Effect of CDNF on α-synuclein auto association in cells

(A–C) Neuro2A cells were transiently transfected with a pair of reporter plasmids expressing human wild-type α-synuclein fused to one of the split Gaussia luciferase (GLuc) fragments. Upon oligomerization, the interaction allows reconstitution of luciferase activity from the complementary GLuc fragments. (A) Co-expression of CDNF with its original signal sequence (mostly ER luminal protein) dose-dependently reduced α-synuclein oligomerization.
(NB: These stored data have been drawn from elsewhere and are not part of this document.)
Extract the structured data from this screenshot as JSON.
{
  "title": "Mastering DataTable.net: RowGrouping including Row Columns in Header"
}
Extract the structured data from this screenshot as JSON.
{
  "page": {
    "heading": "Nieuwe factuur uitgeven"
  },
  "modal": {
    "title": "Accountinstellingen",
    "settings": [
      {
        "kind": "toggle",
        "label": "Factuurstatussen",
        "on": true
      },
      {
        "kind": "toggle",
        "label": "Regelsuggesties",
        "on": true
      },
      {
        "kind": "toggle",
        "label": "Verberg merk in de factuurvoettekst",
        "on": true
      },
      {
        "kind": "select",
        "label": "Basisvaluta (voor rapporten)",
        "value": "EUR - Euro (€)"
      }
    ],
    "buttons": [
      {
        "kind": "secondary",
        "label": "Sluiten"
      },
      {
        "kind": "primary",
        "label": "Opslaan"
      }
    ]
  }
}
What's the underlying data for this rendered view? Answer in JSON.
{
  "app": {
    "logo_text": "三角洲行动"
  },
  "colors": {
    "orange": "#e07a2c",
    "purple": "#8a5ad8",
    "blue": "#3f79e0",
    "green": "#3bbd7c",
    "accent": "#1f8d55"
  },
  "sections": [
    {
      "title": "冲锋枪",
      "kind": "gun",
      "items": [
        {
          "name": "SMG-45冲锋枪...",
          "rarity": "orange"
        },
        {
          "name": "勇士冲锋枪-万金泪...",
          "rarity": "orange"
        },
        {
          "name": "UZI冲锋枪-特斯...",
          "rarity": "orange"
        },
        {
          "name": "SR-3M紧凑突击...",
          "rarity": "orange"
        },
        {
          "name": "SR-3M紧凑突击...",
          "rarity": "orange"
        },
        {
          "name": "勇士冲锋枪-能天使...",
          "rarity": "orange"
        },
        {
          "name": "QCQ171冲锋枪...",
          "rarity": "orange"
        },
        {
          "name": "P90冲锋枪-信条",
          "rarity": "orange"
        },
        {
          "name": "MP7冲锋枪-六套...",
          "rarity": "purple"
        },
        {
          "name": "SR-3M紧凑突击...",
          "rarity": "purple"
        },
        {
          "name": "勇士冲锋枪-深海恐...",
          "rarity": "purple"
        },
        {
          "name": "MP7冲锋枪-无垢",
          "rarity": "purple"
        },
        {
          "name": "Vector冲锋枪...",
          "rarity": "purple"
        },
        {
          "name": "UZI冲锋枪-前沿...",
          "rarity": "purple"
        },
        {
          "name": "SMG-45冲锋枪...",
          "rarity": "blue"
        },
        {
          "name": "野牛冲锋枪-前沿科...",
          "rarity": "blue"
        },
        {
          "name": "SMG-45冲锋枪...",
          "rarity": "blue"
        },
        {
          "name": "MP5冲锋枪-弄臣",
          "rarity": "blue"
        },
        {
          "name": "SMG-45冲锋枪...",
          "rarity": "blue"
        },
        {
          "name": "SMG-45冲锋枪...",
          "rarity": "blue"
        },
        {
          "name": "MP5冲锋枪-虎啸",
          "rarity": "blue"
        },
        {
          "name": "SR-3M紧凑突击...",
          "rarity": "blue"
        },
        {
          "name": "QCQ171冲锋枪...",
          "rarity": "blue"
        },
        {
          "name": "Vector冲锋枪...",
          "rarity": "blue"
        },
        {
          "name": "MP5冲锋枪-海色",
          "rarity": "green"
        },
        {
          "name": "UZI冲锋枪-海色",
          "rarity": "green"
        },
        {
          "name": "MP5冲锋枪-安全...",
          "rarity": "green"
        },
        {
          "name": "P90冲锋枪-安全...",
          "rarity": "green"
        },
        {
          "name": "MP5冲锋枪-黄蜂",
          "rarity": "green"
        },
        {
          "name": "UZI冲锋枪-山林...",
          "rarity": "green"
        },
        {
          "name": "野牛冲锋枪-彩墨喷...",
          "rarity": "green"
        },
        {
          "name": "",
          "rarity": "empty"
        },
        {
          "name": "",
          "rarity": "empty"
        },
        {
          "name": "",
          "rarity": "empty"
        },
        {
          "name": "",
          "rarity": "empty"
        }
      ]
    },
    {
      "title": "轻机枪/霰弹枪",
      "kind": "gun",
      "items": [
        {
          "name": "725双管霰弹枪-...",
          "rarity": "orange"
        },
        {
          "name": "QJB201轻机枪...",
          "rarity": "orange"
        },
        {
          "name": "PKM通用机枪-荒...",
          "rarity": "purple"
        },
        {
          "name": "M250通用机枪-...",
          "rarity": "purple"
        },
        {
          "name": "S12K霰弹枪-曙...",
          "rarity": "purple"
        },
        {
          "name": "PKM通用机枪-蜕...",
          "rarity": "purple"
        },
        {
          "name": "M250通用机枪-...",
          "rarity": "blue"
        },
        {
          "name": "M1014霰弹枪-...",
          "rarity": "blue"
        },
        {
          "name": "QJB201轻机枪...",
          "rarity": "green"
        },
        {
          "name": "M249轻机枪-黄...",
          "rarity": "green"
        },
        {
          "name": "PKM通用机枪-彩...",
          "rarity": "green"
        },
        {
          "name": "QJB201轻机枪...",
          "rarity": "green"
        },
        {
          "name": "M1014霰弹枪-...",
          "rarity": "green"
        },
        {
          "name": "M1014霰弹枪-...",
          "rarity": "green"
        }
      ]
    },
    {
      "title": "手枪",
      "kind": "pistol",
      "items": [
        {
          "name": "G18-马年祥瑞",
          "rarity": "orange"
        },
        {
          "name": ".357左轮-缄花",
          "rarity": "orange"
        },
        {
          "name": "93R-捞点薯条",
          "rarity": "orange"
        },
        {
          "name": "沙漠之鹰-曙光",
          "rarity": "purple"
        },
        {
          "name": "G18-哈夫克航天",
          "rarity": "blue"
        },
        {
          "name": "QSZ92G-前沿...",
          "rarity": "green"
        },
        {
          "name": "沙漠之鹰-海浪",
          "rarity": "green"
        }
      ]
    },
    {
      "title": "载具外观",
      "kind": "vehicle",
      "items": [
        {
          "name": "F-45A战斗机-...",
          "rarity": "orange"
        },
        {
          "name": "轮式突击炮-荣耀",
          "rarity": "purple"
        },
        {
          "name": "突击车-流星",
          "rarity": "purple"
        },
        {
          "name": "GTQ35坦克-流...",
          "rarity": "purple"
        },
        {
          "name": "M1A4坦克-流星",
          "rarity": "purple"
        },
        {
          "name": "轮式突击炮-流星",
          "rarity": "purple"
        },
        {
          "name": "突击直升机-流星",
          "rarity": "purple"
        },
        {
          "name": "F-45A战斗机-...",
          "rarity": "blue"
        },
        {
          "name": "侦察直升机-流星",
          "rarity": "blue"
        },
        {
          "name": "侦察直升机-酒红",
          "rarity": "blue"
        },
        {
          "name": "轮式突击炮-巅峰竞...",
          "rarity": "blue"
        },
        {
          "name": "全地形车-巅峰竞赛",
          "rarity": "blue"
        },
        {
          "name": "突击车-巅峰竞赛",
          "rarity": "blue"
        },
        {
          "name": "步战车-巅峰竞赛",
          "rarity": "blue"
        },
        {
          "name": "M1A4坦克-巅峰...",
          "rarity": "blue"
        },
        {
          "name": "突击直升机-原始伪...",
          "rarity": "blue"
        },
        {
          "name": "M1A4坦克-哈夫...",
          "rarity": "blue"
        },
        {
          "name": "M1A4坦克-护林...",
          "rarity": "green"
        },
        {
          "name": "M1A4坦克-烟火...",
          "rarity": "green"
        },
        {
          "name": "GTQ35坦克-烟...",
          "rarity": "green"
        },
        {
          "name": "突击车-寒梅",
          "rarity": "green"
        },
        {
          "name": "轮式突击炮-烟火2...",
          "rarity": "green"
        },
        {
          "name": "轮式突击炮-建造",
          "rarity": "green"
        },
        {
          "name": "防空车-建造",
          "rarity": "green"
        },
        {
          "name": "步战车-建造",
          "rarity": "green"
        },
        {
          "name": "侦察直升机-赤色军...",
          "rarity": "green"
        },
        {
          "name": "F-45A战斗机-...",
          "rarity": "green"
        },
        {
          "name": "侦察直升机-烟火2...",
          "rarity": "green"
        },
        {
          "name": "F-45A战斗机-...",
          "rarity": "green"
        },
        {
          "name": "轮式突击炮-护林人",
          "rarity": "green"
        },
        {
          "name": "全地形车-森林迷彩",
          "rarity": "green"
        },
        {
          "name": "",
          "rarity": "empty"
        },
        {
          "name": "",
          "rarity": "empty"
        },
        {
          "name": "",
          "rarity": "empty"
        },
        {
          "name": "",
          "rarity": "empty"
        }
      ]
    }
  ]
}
Doses of CDNF expression plasmid 1× = 12.5 ng, 3× = 37.5 ng, 5× = 62.5 ng. (B) Co-expression of β-galactosidase (mainly lysosomal protein), soluble receptor for advanced glycation end products (sRAGE; a secreted protein), and 14-3-3ζ (a cytosolic protein) did not significantly alter α-synuclein oligomerization. (C) Cells co-transfected with full-length (GLuc) enzyme together with CDNF did not show decreased luciferase activity as compared to cells co-transfected with a mock plasmid. (D–F) Cells co-transfected with SynT/Synphilin-1 and CDNF with its original signal sequence, grown for 48 h (D and lines 1 and 2 in F) or pre-treated with recombinant human CDNF (E and line 3 in F) before the transient transfections with SynT/Synphilin-1. Cells were processed for immunocytochemistry with antibodies against human α-synuclein (green) or CDNF (red) and analyzed by fluorescence microscopy for the presence of inclusions. Cells were categorized according to the number of inclusions per cell: cells without inclusions (wo), between 1 to 4 (1–4), 5 to 9 (5–9), or more than 10 inclusions (>10). The scale bars represent 50 μm. The ordinary one-way ANOVA test was performed to analyze the differences between the various groups. ∗p ≤ 0.05, ∗∗p ≤ 0.01, ∗∗∗p ≤ 0.001. Error bars represent SEM.